Work was done also in the control and simulation field: the 6DOF simulation was debugged and updated, an aerodynamic configuration was chosen based on the ballistic trajectory simulation, and the thrust model evaluation of our two potential propellants was done. Different types of uncertainties were defined and modeled in the simulation, such as mass changing, environment conditions, aerodynamic coefficients errors, wind effect, non-axial thrust, various launching angles etc. According to those, “Monte Carlo” simulations were performed, to evaluate the “footprint”of the hit-points of the missile on the ground. In the control field, we developed an automatic method to calculate the gains of the control loops according to design requirements (such as gain and phase margins, settling time, etc.).

During the spring semester, the main mission was to perform a launching experiment to demonstrate the ballistic roll-controlled trajectory. Unfortunately, the original goals could not be performed due to the unexpected spreading of the Coronavirus. Most of our original plans were related to manufacturing of missile structural parts, lab experiments and abroad suppliers, but the circumstances of the difficult situation could not afford any of those.

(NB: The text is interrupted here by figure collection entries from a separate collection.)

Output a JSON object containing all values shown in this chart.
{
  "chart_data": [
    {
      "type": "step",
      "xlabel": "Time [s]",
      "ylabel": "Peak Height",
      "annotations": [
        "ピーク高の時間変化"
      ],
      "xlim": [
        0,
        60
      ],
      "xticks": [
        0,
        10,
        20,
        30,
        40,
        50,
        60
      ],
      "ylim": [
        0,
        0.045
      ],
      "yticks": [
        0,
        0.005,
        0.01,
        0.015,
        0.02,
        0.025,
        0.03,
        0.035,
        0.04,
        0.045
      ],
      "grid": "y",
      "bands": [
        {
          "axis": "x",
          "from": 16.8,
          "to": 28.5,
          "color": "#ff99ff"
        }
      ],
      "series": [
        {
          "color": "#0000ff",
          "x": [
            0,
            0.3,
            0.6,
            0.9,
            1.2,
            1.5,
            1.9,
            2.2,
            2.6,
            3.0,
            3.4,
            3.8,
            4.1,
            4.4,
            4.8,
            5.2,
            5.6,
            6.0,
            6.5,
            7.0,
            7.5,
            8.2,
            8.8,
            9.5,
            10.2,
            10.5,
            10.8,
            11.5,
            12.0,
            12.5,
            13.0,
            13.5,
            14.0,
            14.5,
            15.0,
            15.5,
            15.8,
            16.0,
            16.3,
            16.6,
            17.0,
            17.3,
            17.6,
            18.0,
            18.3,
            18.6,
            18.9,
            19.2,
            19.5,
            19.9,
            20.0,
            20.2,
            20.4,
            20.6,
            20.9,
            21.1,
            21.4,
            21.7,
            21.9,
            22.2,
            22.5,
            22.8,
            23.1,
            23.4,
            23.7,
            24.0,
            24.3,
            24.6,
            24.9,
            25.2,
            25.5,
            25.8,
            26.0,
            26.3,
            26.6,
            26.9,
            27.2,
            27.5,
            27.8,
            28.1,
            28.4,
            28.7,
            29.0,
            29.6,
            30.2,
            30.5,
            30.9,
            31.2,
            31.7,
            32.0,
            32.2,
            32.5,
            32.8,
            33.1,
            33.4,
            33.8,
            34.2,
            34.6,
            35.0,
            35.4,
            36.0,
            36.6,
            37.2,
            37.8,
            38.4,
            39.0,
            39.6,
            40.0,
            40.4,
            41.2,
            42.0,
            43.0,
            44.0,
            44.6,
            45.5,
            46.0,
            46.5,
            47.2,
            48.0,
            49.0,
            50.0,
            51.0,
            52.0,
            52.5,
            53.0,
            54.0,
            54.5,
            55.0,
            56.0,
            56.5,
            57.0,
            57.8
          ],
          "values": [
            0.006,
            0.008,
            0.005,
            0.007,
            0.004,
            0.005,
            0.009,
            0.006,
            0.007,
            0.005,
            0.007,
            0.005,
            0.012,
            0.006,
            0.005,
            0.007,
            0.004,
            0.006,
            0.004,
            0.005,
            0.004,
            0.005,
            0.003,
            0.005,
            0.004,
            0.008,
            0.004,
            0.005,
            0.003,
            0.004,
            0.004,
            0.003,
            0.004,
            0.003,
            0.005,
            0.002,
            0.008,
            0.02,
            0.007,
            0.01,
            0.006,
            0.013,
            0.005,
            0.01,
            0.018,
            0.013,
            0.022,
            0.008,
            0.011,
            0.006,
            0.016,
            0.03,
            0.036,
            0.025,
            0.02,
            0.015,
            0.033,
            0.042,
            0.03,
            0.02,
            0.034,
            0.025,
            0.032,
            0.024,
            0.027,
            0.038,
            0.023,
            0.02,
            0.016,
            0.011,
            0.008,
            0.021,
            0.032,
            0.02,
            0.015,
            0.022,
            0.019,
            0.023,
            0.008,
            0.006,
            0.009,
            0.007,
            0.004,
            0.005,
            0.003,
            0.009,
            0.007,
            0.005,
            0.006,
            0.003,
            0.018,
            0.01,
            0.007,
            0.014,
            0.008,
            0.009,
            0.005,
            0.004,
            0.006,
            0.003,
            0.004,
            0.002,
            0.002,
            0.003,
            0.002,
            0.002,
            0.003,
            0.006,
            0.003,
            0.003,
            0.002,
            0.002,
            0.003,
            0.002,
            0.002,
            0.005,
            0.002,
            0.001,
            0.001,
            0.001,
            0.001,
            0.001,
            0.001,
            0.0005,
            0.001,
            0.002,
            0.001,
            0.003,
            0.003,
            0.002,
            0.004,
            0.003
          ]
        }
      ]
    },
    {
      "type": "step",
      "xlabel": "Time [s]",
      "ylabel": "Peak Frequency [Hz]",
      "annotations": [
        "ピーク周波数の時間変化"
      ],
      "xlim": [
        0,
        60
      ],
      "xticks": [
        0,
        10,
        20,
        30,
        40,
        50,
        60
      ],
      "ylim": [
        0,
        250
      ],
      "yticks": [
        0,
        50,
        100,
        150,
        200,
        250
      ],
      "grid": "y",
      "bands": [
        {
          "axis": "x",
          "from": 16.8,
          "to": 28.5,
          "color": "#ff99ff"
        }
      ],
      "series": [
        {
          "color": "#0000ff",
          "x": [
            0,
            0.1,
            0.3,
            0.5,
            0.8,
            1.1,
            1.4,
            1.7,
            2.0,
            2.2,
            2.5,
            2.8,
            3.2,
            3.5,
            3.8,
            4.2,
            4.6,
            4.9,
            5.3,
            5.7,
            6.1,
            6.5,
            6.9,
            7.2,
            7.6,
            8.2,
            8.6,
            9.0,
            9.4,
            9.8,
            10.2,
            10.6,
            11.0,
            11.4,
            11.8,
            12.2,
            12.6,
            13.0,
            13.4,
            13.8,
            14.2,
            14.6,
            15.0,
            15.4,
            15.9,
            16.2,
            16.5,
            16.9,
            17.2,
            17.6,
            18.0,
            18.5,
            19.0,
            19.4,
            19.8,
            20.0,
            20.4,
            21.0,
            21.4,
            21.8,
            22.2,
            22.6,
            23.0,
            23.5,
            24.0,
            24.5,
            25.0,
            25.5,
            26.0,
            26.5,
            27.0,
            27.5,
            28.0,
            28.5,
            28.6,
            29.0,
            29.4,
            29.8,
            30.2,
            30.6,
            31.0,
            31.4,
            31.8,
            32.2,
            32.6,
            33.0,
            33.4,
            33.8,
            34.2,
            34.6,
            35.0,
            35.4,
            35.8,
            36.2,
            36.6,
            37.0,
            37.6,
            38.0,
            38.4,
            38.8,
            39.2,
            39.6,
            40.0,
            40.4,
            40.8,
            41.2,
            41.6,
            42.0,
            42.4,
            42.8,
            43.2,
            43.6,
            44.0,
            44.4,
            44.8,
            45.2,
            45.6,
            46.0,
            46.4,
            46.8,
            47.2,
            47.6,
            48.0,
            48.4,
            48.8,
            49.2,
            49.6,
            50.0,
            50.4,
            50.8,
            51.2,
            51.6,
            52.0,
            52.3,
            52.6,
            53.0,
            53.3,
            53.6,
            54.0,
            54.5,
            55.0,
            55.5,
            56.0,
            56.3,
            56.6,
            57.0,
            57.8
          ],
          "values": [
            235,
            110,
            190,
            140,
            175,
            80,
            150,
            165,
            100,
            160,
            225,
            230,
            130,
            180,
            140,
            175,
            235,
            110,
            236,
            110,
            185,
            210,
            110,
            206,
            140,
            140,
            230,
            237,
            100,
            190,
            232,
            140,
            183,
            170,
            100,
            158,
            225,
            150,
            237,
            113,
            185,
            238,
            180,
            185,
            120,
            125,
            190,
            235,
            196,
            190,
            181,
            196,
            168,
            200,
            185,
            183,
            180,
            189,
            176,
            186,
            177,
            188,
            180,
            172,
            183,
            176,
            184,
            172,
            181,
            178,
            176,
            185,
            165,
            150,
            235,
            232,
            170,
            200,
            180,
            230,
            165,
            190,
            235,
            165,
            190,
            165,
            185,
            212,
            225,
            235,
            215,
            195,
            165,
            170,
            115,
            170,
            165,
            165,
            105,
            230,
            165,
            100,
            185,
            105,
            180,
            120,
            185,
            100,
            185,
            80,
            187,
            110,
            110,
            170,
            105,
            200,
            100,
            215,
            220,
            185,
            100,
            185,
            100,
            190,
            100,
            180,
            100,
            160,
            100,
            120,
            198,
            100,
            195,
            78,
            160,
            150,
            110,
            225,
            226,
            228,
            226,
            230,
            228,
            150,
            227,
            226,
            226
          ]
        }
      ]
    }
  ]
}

Thus, an alternative work plan was established and carried out. We decided to focus on the avionic section assembly, which was not fully developed. The avionic plate was reorganized, detailed design of the section and the electric circuits of the missile was done. We created an “Ironbird”, which resembles the electrical connections in the missile and ensures the functioning of each component. The recovery mechanism of the missile was fully developed, a dynamic analysis was done
and the whole section was modeled in detail.
As for the control and simulation field, validations of the control loops were made, and the loops were tested under different types of launching conditions. According to the demands, the simulation was transformed into the discrete world so it will illustrate the real world, the drag model of the missile was extended and modeled in the Transonic flight Regime. Servo experiments controlled by the flight computer were performed in the control lab to exercise the use of the integrated  system, document its performances and model its transfer function, for  the integration in the simulation and flight control advanced design.